I was researching various crypto algorithms when I came across this paragraph on Wikipedia:
Furthermore, some recurring properties may be found in the ciphertexts generated by the first cipher. Since those ciphertexts are the plaintexts used by the second cipher, the second cipher may be rendered vulnerable to attacks based on known plaintext properties (see references below). This is the case when the first layer is a program P that always adds the same string S of characters at the beginning (or end) of all ciphertexts (commonly known as a magic number). [...] This string should be removed before adding a second layer.
My plaintexts are LZMA streams, which always start with "\xfd7zXZ". I'm using CBC mode with a random key and initialization vector, which are encrypted through RSA and prepended to the encrypted stream. It seems to me that this defeats the potential attack mentioned in that paragraph, since the encryptor starts in a randomized state and even encrypting the exact same plaintext with the same key produces different ciphertexts.
Am I correct?
Don't confuse encryption with decryption (or breaking the encryption).
In the case of the vulnerability, it doesn't matter how many different randomized states may exist when generating the ciphertext -- the only one that matters is the one state that contains your known plaintext.
When you are trying to break the cipher, you don't care how many different ciphertexts could have been produced by the encryption algorithm.

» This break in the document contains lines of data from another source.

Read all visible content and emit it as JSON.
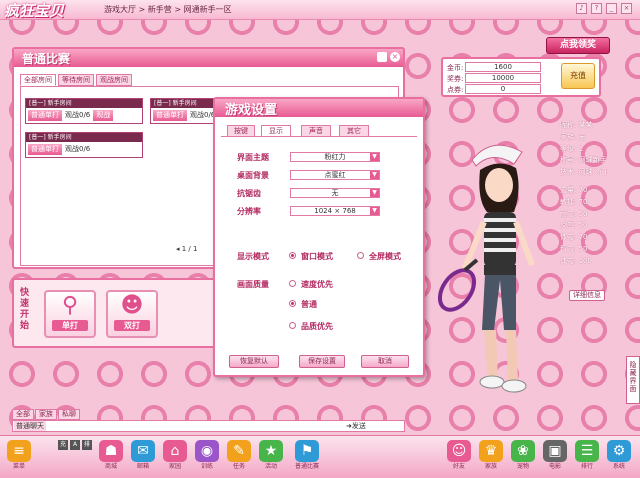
{
  "top": {
    "logo": "疯狂宝贝",
    "breadcrumb": "游戏大厅 > 新手营 > 网通新手一区",
    "controls": [
      "♪",
      "?",
      "_",
      "×"
    ]
  },
  "lobby": {
    "title": "普通比赛",
    "tabs": [
      "全部房间",
      "等待房间",
      "观战房间"
    ],
    "rooms": [
      {
        "name": "[普一] 新手房间",
        "mode": "普通单打",
        "spectate": "观战0/6",
        "badge": "观战"
      },
      {
        "name": "[普一] 新手房间",
        "mode": "普通单打",
        "spectate": "观战0/6",
        "badge": "观战"
      },
      {
        "name": "[普一] 新手房间",
        "mode": "普通单打",
        "spectate": "观战0/6",
        "badge": ""
      }
    ],
    "pager": "◂  1 / 1"
  },
  "quick_start": {
    "label": "快速开始",
    "buttons": [
      {
        "label": "单打",
        "icon": "racket-icon"
      },
      {
        "label": "双打",
        "icon": "players-icon"
      }
    ]
  },
  "chat": {
    "tabs": [
      "全部",
      "家族",
      "私聊"
    ],
    "channel": "普通聊天",
    "send": "发送"
  },
  "settings": {
    "title": "游戏设置",
    "tabs": [
      "按键",
      "显示",
      "声音",
      "其它"
    ],
    "rows": [
      {
        "label": "界面主题",
        "value": "粉红力"
      },
      {
        "label": "桌面背景",
        "value": "点蜜红"
      },
      {
        "label": "抗锯齿",
        "value": "无"
      },
      {
        "label": "分辨率",
        "value": "1024 × 768"
      }
    ],
    "display_mode": {
      "label": "显示模式",
      "options": [
        "窗口模式",
        "全屏模式"
      ],
      "selected": 0
    },
    "quality": {
      "label": "画面质量",
      "options": [
        "速度优先",
        "普通",
        "品质优先"
      ],
      "selected": 1
    },
    "buttons": [
      "恢复默认",
      "保存设置",
      "取消"
    ]
  },
  "currency": {
    "rows": [
      {
        "label": "金币:",
        "value": "1600"
      },
      {
        "label": "奖券:",
        "value": "10000"
      },
      {
        "label": "点券:",
        "value": "0"
      }
    ],
    "charge": "充值"
  },
  "bonus_button": "点我领奖",
  "profile": {
    "stats": [
      "昵称: 某某",
      "家族: 无",
      "等级: 1",
      "称号: 网球新手",
      "技术: 网球入门",
      "力量: 70",
      "敏捷: 70",
      "耐力: 50",
      "反应: 50",
      "体力: 70",
      "智力: 50",
      "体力: 100"
    ],
    "detail_button": "详细信息"
  },
  "side_tab": "隐藏界面",
  "bottom": {
    "left_items": [
      {
        "label": "菜单",
        "icon": "menu-icon",
        "color": "#f2a11c"
      },
      {
        "label": "商城",
        "icon": "shop-icon",
        "color": "#e85a92"
      },
      {
        "label": "邮箱",
        "icon": "mail-icon",
        "color": "#2e9ad6"
      },
      {
        "label": "家园",
        "icon": "home-icon",
        "color": "#e85a92"
      },
      {
        "label": "训练",
        "icon": "training-icon",
        "color": "#9a55c8"
      },
      {
        "label": "任务",
        "icon": "task-icon",
        "color": "#f2a11c"
      },
      {
        "label": "活动",
        "icon": "event-icon",
        "color": "#47b54a"
      },
      {
        "label": "普通比赛",
        "icon": "match-icon",
        "color": "#2e9ad6"
      }
    ],
    "mini_items": [
      "充",
      "A",
      "排"
    ],
    "right_items": [
      {
        "label": "好友",
        "icon": "friends-icon",
        "color": "#e85a92"
      },
      {
        "label": "家族",
        "icon": "family-icon",
        "color": "#f2a11c"
      },
      {
        "label": "宠物",
        "icon": "pet-icon",
        "color": "#47b54a"
      },
      {
        "label": "电影",
        "icon": "film-icon",
        "color": "#666666"
      },
      {
        "label": "排行",
        "icon": "rank-icon",
        "color": "#47b54a"
      },
      {
        "label": "系统",
        "icon": "system-icon",
        "color": "#2e9ad6"
      }
    ]
  }
}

You only care about the instance of ciphertext in your possession.
The capacity to produce different ciphertexts does not increase encryption strength.
(Also, knowing that the same algorithm can be used to produce multiple different ciphertexts for the same plaintext means that several instances of ciphertexts over the same plaintext can be used to learn more about the encryption algorithm as well.)
Well, it's impossible to learn more about the algorithm, since I'm just using Twofish from Crypto++, and the particular way I'm using it is open source, as well.
I think the number of different ciphertexts that are produced from a single plaintext does matter, as far as a known plaintext attack is concerned. Such an attack, as I understand it, would involve trying to find bits of the key that were leaked into the ciphertext because of regularities in the plaintext. In CBC mode the first block is XORed by the initialization vector, so if you have a randomized IV for each separate plaintext, to me this would seem equivalent to having a random plaintext. Or, more accurately, a plaintext where the first 16 bytes are random.
This is of course assuming that the key and IV are secure in the RSA block, and that the randomness source for the IV is sufficiently high quality.
Disclaimer: I am not a security expert (I am presently implementing SHA1 so I am not completely uninformed).
It seems to me that this defeats the potential attack mentioned in that paragraph
With the preceding disclaimer: I think yes, your precautions do defeat the potential attack described above.
In CBC mode the first block is XORed by the initialization vector, so if you have a randomized IV for each separate plaintext, to me this would seem equivalent to having a random plaintext.
This makes a lot of sense, I think I agree completely. If I were you, I wouldn't worry any longer and declare the problem solved. In fact, in my opinion you may have even overdone it a little bit.
I understand that if you have a real reason to pursue such extraordinary security measures you wouldn't tell us about it, so I would speculate that you are simply making your system so secure to scratch your itch?
I just realized that this is a computer encryption thread, so we cannot continue without the mandatory xkcd reference:
Well, I treat it partly as a learning exercise, but there is a reason to be careful. This scheme will be used to encrypt backups to be uploaded to online servers, so I need to ensure both confidentiality and integrity.
Lately I've been reading about cases of crypto done wrong (e.g. KeePass ensures confidentiality but not integrity, so an attacker could silently alter it when if you upload it somewhere. It's also vulnerable to progressive corruption by hardware failure), so I want to make sure at least that I'm not making any obvious blunders.
Have you seen this? I used this SHA-256 implementation to add a type hash to my serialization project without adding complex dependencies. Seems like a good place to start if you're implementing. https://github.com/B-Con/crypto-algorithms
Thanks for the link! Certainly I will look at it for the other SHA algorithms (with SHA1 I am mostly done, so I guess I will stick to my implementation).
I am a bit worried on the endianness: I am making extra effort to be endian-agnostic (I don't use any bitwise operations at all). For example, to extract oe of the middle bytes in an uint32_t I use (x/256)%256 - with the same input this should produce the same result on both bigendian and littleendian architectures. Of course, it is slower but unless I'll be running bruteforce cracking I doubt I will ever need the extra speed.
Yes, they are performed between CPU registers, which don't have endianness, since endianness is a property of a byte-addressed memory layout, and CPUs (generally) don't have an internal address space of any kind.
You only need to watch out for endianness issues when feeding the input stream into the hash state. Avoiding, for example, things like *(std::uint32_t *)buffer.
By the way, if x is unsigned the compiler may optimize (x / 256) % 256 into (x >> 8) & 0xFF.